Subjects were participants in the Colorado Center on Antisocial Drug Dependence (CADD), a large collaborative study that includes family, twin, adoption, and clinical samples. Community samples were drawn from the Colorado Twin Registry (CTR) [27], the Colorado Adoption Project (CAP) [28], and the Colorado Adolescent Substance Abuse Family Study (ASA) [29]. Following the work by Zeiger et al [30] we combined this community sample with two clinical samples drawn from adolescents in treatment for substance abuse and delinquency, recruited as part of the ASA, and additional adolescents who had been convicted and placed on probation (e.g. adjudicated) in the Denver metropolitan area [31].

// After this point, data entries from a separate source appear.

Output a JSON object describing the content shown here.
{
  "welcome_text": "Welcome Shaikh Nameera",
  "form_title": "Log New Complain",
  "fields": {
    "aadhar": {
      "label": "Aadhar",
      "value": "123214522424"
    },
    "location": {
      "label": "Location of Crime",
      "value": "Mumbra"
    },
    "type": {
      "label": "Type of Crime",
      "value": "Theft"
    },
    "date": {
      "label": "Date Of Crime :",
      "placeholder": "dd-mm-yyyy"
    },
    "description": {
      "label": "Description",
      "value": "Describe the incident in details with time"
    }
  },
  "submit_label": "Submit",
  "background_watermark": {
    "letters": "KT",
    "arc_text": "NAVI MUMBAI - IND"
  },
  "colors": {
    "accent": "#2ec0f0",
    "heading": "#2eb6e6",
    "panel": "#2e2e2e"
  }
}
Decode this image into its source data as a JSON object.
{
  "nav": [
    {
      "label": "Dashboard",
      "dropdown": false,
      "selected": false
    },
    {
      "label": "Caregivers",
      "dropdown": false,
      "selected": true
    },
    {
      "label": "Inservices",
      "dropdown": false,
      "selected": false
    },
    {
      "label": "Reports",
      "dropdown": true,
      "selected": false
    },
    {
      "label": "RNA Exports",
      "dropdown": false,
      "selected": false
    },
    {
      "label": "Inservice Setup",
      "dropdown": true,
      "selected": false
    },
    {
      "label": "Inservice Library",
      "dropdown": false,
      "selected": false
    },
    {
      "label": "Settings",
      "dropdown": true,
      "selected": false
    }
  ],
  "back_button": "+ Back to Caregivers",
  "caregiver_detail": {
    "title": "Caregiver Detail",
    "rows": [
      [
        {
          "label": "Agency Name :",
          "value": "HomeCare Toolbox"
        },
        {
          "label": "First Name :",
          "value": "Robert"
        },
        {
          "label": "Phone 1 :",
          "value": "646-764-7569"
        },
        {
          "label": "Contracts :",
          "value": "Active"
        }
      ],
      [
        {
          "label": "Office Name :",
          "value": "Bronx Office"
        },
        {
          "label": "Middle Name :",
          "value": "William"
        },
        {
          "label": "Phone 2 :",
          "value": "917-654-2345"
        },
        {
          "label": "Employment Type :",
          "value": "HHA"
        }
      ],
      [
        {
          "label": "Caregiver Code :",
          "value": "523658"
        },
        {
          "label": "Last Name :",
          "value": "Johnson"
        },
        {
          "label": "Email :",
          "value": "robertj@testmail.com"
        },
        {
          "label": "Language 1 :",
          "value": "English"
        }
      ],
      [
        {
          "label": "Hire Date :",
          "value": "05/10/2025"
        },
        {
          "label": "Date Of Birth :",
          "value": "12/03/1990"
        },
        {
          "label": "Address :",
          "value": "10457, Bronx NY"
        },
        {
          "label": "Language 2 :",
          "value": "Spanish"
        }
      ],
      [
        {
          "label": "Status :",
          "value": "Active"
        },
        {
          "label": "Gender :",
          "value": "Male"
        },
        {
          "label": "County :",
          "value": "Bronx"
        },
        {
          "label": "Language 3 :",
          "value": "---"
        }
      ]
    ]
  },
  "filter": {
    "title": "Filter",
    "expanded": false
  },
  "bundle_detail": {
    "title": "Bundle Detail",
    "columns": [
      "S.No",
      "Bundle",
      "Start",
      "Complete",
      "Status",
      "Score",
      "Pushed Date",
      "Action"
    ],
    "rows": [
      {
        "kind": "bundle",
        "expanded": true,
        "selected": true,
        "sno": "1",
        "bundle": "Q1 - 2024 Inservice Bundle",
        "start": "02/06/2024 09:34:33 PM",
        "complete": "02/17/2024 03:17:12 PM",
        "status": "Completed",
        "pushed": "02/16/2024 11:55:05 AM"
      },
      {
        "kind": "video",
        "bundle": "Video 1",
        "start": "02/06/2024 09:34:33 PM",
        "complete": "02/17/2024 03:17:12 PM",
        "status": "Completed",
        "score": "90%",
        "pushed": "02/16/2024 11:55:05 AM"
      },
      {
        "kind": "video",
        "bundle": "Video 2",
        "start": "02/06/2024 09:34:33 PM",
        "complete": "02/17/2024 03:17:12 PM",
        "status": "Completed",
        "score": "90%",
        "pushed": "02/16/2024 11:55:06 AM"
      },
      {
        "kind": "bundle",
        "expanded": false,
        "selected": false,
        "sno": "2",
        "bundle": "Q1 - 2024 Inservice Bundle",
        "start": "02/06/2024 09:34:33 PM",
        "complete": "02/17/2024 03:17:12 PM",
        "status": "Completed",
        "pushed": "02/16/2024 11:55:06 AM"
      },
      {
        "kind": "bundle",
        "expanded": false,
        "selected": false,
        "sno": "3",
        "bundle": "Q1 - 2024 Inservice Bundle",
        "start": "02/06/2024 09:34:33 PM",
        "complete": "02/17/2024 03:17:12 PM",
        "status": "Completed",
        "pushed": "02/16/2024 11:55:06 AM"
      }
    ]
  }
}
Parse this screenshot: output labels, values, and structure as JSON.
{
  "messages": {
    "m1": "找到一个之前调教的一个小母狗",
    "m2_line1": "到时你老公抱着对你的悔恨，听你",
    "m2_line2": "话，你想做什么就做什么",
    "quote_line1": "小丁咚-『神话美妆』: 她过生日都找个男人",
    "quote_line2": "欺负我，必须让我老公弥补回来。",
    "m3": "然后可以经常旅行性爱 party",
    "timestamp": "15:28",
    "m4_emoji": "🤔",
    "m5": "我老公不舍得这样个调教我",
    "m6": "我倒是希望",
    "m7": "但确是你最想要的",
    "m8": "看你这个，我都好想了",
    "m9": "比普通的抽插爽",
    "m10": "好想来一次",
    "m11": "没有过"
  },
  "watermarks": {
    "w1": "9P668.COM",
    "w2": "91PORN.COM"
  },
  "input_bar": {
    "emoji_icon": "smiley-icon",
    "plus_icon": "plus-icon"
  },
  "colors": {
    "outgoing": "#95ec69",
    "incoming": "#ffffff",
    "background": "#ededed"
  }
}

The total available sample size for which we had data on multiple pairs of siblings within a family was 1299. Sixty-one percent were drawn from our community based studies. In order to examine potential sex differences, we included same- and opposite-sex siblings. A total of 310 same-sex monozygotic twins (MZ; M: 152, F: 158), 188 same-sex dizygotic twins (DZ; M: 95, F: 93), and 430 same-sex full-siblings (FS; M: 336, F: 94) were examined. Our sample of opposite-sex siblings included 88 DZ twins and 283 full-siblings. The majority of participants self-reported either White (77.0%) or Hispanic (17.0%) ethnicity and were an average of 20.6 (± 3.8 years) at the time of assessment. Females accounted for 55.2% of our sample.

Assessment

Retrospectively reported subjective effects to tobacco were collected only if participants used every day for 30 days. For alcohol and marijuana, subjective responses were collected from those who reported using these drugs six or more times. Subjective effects were collected using a questionnaire developed by Lyons and colleagues [25]. For each drug, participants were asked “in the period shortly after you used [substance name], did it make you feel [subjective effect]”.

Based on confirmatory factor analyses and Mokken Scale Analysis (MSA) [32] in a non-genetic sample of respondents from our community and clinical studies [30], the current study examines 13 of the 23 original items on the Lyons questionnaire. These 13 items retained the original dimensionality reported previously [25], with average H coefficients of 0.45, 0.48, and 0.43 for the positive effects scales and 0.42, 0.52, and 0.54, for the negative effects of alcohol, tobacco, respectively. Estimates of KR20 were 0.69, 0.58, 0.65 for the positive effects and 0.75, 0.63, and 0.67 for the negative effects of alcohol, tobacco, and marijuana, respectively. The Mokken derived positive effects scale included the items: creative, euphoric, relaxed, increased sex drive, energetic, and sociable. Negative effects scales included the items: drowsy, unable to concentrate, dizzy, out of control, lazy and nauseous. Responses were scored as 0/1, with 1 indicating they had such an experience. Mean endorsement rates for these 13 subjective experiences were invariant to both age and clinical status [30]. Total scores on the positive and negative experiences scales could range between 0 and 6 and 0 and 5, respectively.

Statistical Analysis

Polychoric correlations for each SE scale were estimated taking into account the non-independence within our data using Mx [33]. We utilized a liability threshold model to estimate the genetic and environmental influence on each of the three derived SE scales. This model assumes an underlying normal liability, with the number of thresholds corresponding to the number of categories.

Univariate

The contribution of familial factors to observed variation in a trait is traditionally decomposed into genetic influences that include the summed influence of many genes acting additively (A) and the effects of two-alleles within the same gene interacting (D). Environmental influences are those shared by all siblings (C), environmental influences shared only by twins (T), and non-shared or individual specific (E). The magnitude of genetic and environmental influences can be inferred initially by comparing the extent siblings of different genetic relatedness correlate, with genetic influences suggested when the MZ twin correlation exceeds that of the DZ twins or FS [34].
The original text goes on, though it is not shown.